On September 27, 2021, I was out on one of my normal, local workout hikes and I noticed some sticks on the ground that seemed to be in the perfect shape of a cross. I took a picture of the cross and smiled. It seemed a sweet little reminder that I never truly hike alone: that Jesus always goes with me. As I walked on, I realized I hadn’t run across any feathers for quite some time; for me, feathers had often seemed to “mysteriously” pop up when I was talking to God on a trail, feeling the need for His protection or peace over some matter. But why had they stopped showing up? Had I stepped away from that need? Had I become too confident in my own strength and abilities? Had the feathers really just been a coincidence rather than what my friend Barbara calls a “God-incidence”? Had those little divine messages in the physical realm been worn out? I didn’t have the answer to that, but there was a little cross on the trail behind me that had jumped out as though it had been wanting to be seen, just as those feathers had. And since that day, the crosses have shown up on trails all over.
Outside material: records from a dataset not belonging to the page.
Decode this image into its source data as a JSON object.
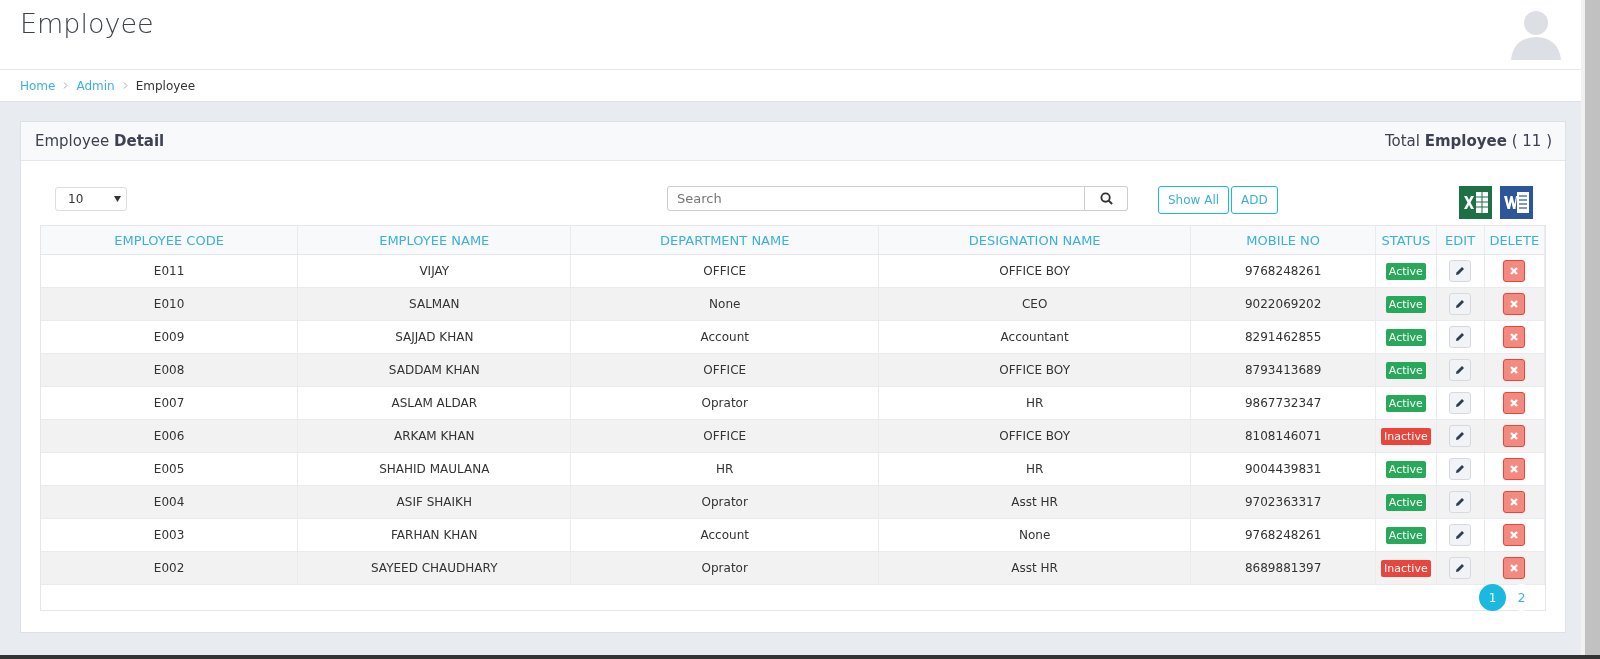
{
  "page_title": "Employee",
  "breadcrumb": [
    {
      "label": "Home",
      "link": true
    },
    {
      "label": "Admin",
      "link": true
    },
    {
      "label": "Employee",
      "link": false
    }
  ],
  "panel": {
    "title": "Employee",
    "title_bold": "Detail",
    "total_label": "Total",
    "total_bold": "Employee",
    "total_count": "( 11 )"
  },
  "page_size": "10",
  "search": {
    "placeholder": "Search"
  },
  "buttons": [
    "Show All",
    "ADD"
  ],
  "columns": [
    "EMPLOYEE CODE",
    "EMPLOYEE NAME",
    "DEPARTMENT NAME",
    "DESIGNATION NAME",
    "MOBILE NO",
    "STATUS",
    "EDIT",
    "DELETE"
  ],
  "rows": [
    {
      "code": "E011",
      "name": "VIJAY",
      "department": "OFFICE",
      "designation": "OFFICE BOY",
      "mobile": "9768248261",
      "status": "Active",
      "active": true
    },
    {
      "code": "E010",
      "name": "SALMAN",
      "department": "None",
      "designation": "CEO",
      "mobile": "9022069202",
      "status": "Active",
      "active": true
    },
    {
      "code": "E009",
      "name": "SAJJAD KHAN",
      "department": "Account",
      "designation": "Accountant",
      "mobile": "8291462855",
      "status": "Active",
      "active": true
    },
    {
      "code": "E008",
      "name": "SADDAM KHAN",
      "department": "OFFICE",
      "designation": "OFFICE BOY",
      "mobile": "8793413689",
      "status": "Active",
      "active": true
    },
    {
      "code": "E007",
      "name": "ASLAM ALDAR",
      "department": "Oprator",
      "designation": "HR",
      "mobile": "9867732347",
      "status": "Active",
      "active": true
    },
    {
      "code": "E006",
      "name": "ARKAM KHAN",
      "department": "OFFICE",
      "designation": "OFFICE BOY",
      "mobile": "8108146071",
      "status": "Inactive",
      "active": false
    },
    {
      "code": "E005",
      "name": "SHAHID MAULANA",
      "department": "HR",
      "designation": "HR",
      "mobile": "9004439831",
      "status": "Active",
      "active": true
    },
    {
      "code": "E004",
      "name": "ASIF SHAIKH",
      "department": "Oprator",
      "designation": "Asst HR",
      "mobile": "9702363317",
      "status": "Active",
      "active": true
    },
    {
      "code": "E003",
      "name": "FARHAN KHAN",
      "department": "Account",
      "designation": "None",
      "mobile": "9768248261",
      "status": "Active",
      "active": true
    },
    {
      "code": "E002",
      "name": "SAYEED CHAUDHARY",
      "department": "Oprator",
      "designation": "Asst HR",
      "mobile": "8689881397",
      "status": "Inactive",
      "active": false
    }
  ],
  "pagination": [
    {
      "label": "1",
      "selected": true
    },
    {
      "label": "2",
      "selected": false
    }
  ]
}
After a couple months of having these “religious twigs” showing up pretty regularly, I sent one of the photos from a November hike up Bedford Peak to my mom. She texted back that it was “a little love letter from Jesus”. And I keep sharing these crosses with my mom as I come across them. I haven’t lived the craziest life a daughter could by any means, but I have certainly done some things that have caused my mom some concern for my safety over the years. I used to go off on my own on trails when I was younger and never even bothered to let anyone know where I was going. I was that person that, despite repeated warnings, hiked the Grand Canyon somewhat unprepared in 117 degree weather in July. And then there’s living in Afghanistan for years during what is now known to have been the deadliest years for Americans. But I was never worried back then, never considered that I wouldn’t make it back, even if there were legitimate concerns. In fact, it wasn’t until around 2019 that I even truly understood the fears that my family lived with while I was overseas, that they wondered everyday if they would get a call reporting that I was kidnapped or killed. All that is probably worthy of it’s own post, however, I’ll just say that it hurts to know that I contributed to that anxiety for my mom and family. So, although I have something in me that wants to feel the freedom of just taking off and leaving all the safety precautions behind, I don’t. I text. I send gps & maps. I carry an InReach & pepper spray. All the (literal) whistles and bells. And I send pictures. So now my mom gets pictures of trail crosses, so she knows God goes with me. Well, I suppose she’s always known God goes with me – He never leaves us. But maybe she feels better knowing that I take Him with me, seeking to know Him better.
And I do seek God on the trails. Whether I’m alone or in a group, have asked out loud or in my heart, I’ve asked God to go with, protect and guide. I still can’t say for sure if these crosses are actual “God-incidences” or not, but they do often show up when needed. As I’ve struggled with pain and dizziness this year, once again wondering if I can make it even a mile … God was there, his mark on the trail. When I’ve asked God how and when I will overcome this chronic physical situation … he put the sign of resurrection right at my feet. When I feel the sense to scan more specifically for a rattlesnake … twig cross on the trail. Recently, I was at Gilman Peak praying protection over some people who have developed some questionable forays into the occult … instantly a cross was there, followed by over 10 more. A couple days later, as soon as I brought this same subject up with a friend … yup, a cross! And it seems to keep happening this way. I have well over 100 photos now and have walked, smiling, past countless more. I don’t always stop to take these photos. In fact, I rarely stop when with other people. But there’s a comfort for me, feeling like there’s a physical sign in this world that the Lord is reminding me of Himself in some of the places I love most. As my mom said, “little love letters from Jesus”. Perhaps I’m reading more into these broken sticks and weeds than I should. But I see these crosses as God taking what is broken and dead, laying in the dirt and turning it into the symbol of new life, of that resurrection power that lives in us as believers. He stops me in my path to acknowledge Him and gives me the strength and spirit to carry on. And I’ll take that over coincidence any day!